(Bloomberg) --

Some venture capital firms specialize in fields like transportation or crypto. Convective Capital, a new investment vehicle based in California, will focus squarely on wildfires. 

The fund, which debuted this month, has raised $35 million to back technology startups trying to detect, prevent or manage the spread of wildfires, a growing catastrophe for the American West and other parts of the world. 

Wildfires cost an estimated $50 billion in damage a year, and for these investors, the tech in modern firefighting—from drones to weather sensors and fancy fire retardants—have hardly dented the natural and economic devastation. “There’s still a really big gap between what needs to be done and what’s being done,” says Bill Clerico, the founder and managing partner of Convective Capital.

Clerico used to worked in mobile payments. After selling his startup WePay to JPMorgan Chase & Co. in 2017, Clerico decamped to a ranch in Mendocino, north of San Francisco, where he soon met the grim reality of rural California life. A 90-acre blaze licked the access road near his house. Insurance was hard to buy.

“I was just running into wildfire all the time,” he recalls. 

Clerico became a volunteer firefighter and began scouting techies working on the issue. He met the fund’s three other partners, all technologists, through philanthropic work on wildfires. Their financiers include foundations and multiple wealthy individuals with homes hit or threatened with fires, although Clerico declined to name them.

George Whitesides, another Convective Capital partner, dealt with fires constantly in the desert when he was chief executive officer at Virgin Galactic, Richard Branson’s space company. “It was an early indication of what’s coming,” he says.

Whitesides, a former NASA official, believes companies working with aircraft and space technologies can provide a major boost to fire management with communication gear during disasters or by taking stock of a fire’s toll. Convective Capital has already invested in Overstory, a software company that analyzes satellite imagery of vegetation to identify areas most likely to spark.

The fund has also backed Burnbot, a robotics startup working on controlled burns to limit fires, and Pano AI, a company building cameras for spotting new fires.
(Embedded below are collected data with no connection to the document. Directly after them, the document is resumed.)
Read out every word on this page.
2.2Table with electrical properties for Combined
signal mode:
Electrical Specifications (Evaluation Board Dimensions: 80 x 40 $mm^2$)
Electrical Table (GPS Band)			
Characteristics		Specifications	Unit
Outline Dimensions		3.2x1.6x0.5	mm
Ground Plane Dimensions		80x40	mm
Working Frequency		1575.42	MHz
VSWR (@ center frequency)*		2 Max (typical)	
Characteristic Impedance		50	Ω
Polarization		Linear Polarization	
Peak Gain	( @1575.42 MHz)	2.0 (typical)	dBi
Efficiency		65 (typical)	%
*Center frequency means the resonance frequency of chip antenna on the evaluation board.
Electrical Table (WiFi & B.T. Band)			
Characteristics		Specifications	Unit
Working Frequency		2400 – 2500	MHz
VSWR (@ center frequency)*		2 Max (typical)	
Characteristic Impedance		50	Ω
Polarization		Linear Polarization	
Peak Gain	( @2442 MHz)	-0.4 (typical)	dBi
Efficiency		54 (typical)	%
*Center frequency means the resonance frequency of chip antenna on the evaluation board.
The investors plan to cut about 15 more checks over the next three years for what they call “firetech.”

Clerico sees public agencies, utilities, insurance companies and landowners as target customers for the companies in his portfolio. While governments and utilities aren’t overflowing with profits, they have pledged billions to address wildfires, an urgency that could give startups more of a sales foothold. “The silver lining of the crisis that we’re in—wildfires are really a top priority, especially for utilities,” says Clerico. 

Wealthy homeowners, however, have proved very willing to pay for any fix for a fire, which raises the concern that firetech might only help the rich. Clerico thinks the current system is already tilted that way. “Right now, that’s happening, tech aside,” he says. “Insurance companies are only insuring high-value properties.” He adds that his fund will encourage companies to prioritize economic inclusivity following published guidelines.
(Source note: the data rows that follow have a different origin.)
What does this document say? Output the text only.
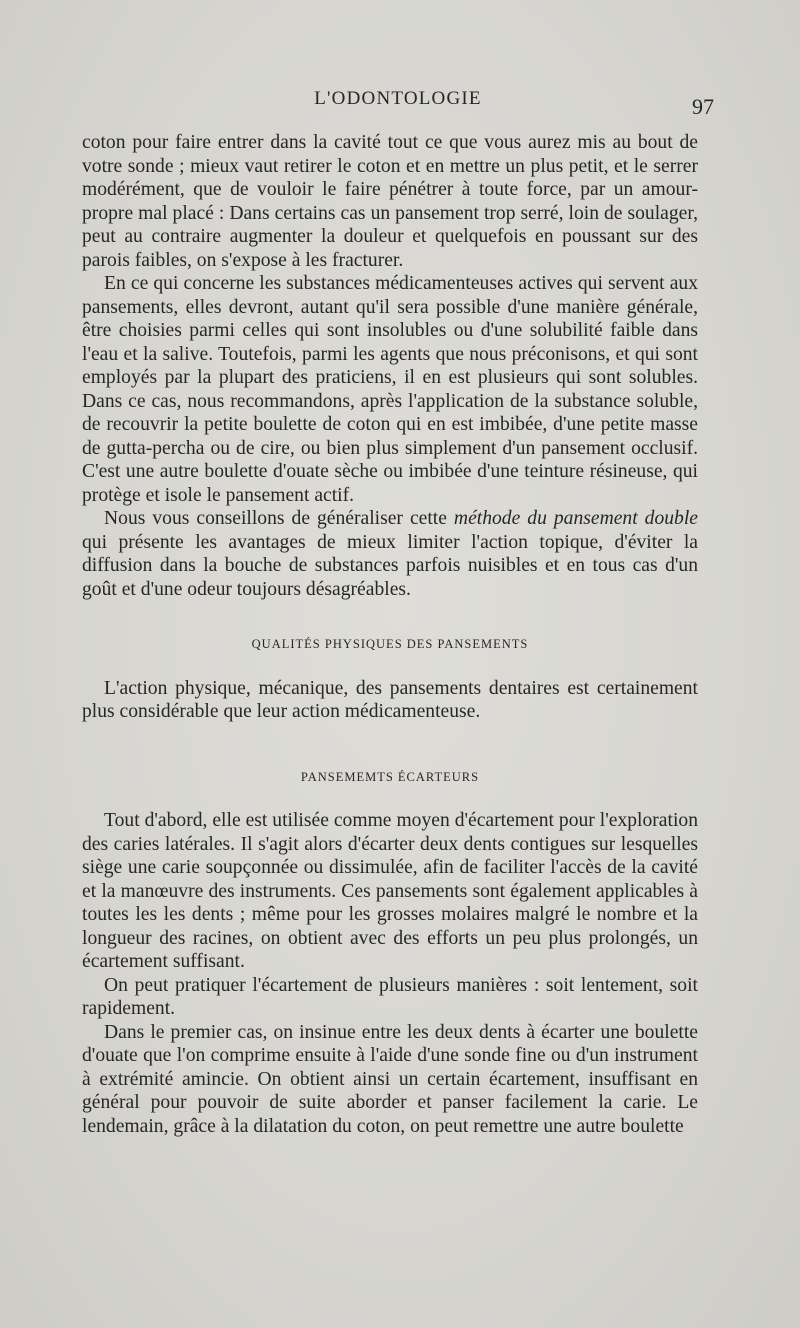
L'ODONTOLOGIE	97

coton pour faire entrer dans la cavité tout ce que vous aurez mis au bout de votre sonde ; mieux vaut retirer le coton et en mettre un plus petit, et le serrer modérément, que de vouloir le faire pénétrer à toute force, par un amour-propre mal placé : Dans certains cas un pansement trop serré, loin de soulager, peut au contraire augmenter la douleur et quelquefois en poussant sur des parois faibles, on s'expose à les fracturer.

En ce qui concerne les substances médicamenteuses actives qui servent aux pansements, elles devront, autant qu'il sera possible d'une manière générale, être choisies parmi celles qui sont insolubles ou d'une solubilité faible dans l'eau et la salive. Toutefois, parmi les agents que nous préconisons, et qui sont employés par la plupart des praticiens, il en est plusieurs qui sont solubles. Dans ce cas, nous recommandons, après l'application de la substance soluble, de recouvrir la petite boulette de coton qui en est imbibée, d'une petite masse de gutta-percha ou de cire, ou bien plus simplement d'un pansement occlusif. C'est une autre boulette d'ouate sèche ou imbibée d'une teinture résineuse, qui protège et isole le pansement actif.

Nous vous conseillons de généraliser cette méthode du pansement double qui présente les avantages de mieux limiter l'action topique, d'éviter la diffusion dans la bouche de substances parfois nuisibles et en tous cas d'un goût et d'une odeur toujours désagréables.

QUALITÉS PHYSIQUES DES PANSEMENTS

L'action physique, mécanique, des pansements dentaires est certainement plus considérable que leur action médicamenteuse.

PANSEMEMTS ÉCARTEURS

Tout d'abord, elle est utilisée comme moyen d'écartement pour l'exploration des caries latérales. Il s'agit alors d'écarter deux dents contigues sur lesquelles siège une carie soupçonnée ou dissimulée, afin de faciliter l'accès de la cavité et la manœuvre des instruments. Ces pansements sont également applicables à toutes les les dents ; même pour les grosses molaires malgré le nombre et la longueur des racines, on obtient avec des efforts un peu plus prolongés, un écartement suffisant.

On peut pratiquer l'écartement de plusieurs manières : soit lentement, soit rapidement.

Dans le premier cas, on insinue entre les deux dents à écarter une boulette d'ouate que l'on comprime ensuite à l'aide d'une sonde fine ou d'un instrument à extrémité amincie. On obtient ainsi un certain écartement, insuffisant en général pour pouvoir de suite aborder et panser facilement la carie. Le lendemain, grâce à la dilatation du coton, on peut remettre une autre boulette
Startups might also be inclined to throw tech at a problem that may be better solved with manpower, logistics and public administration. Captain Brian Fennessy, the fire chief for Orange County, in California, says he receives pitches from startups “all the time.” Many don’t address his needs. There are a slew of companies hawking unmanned drones or aircraft to fire departments, but Fennessy believes that having a human in the air to react is preferable.

Still, Fennessy welcomes aide from Convective Capital and other venture capitalists. In particular, he’s hunting for companies that can provide accurate, up-to-date information on ground conditions during the night and when wildfires spark. “If it’s more than a minute or two late,” Fennessy says, “the fire’s already grown.”

Even though his department has two airplanes and a supercomputer at its disposal, he feels at a disadvantage. “We’ve just been outpaced and outflanked by these wildfires,” he says.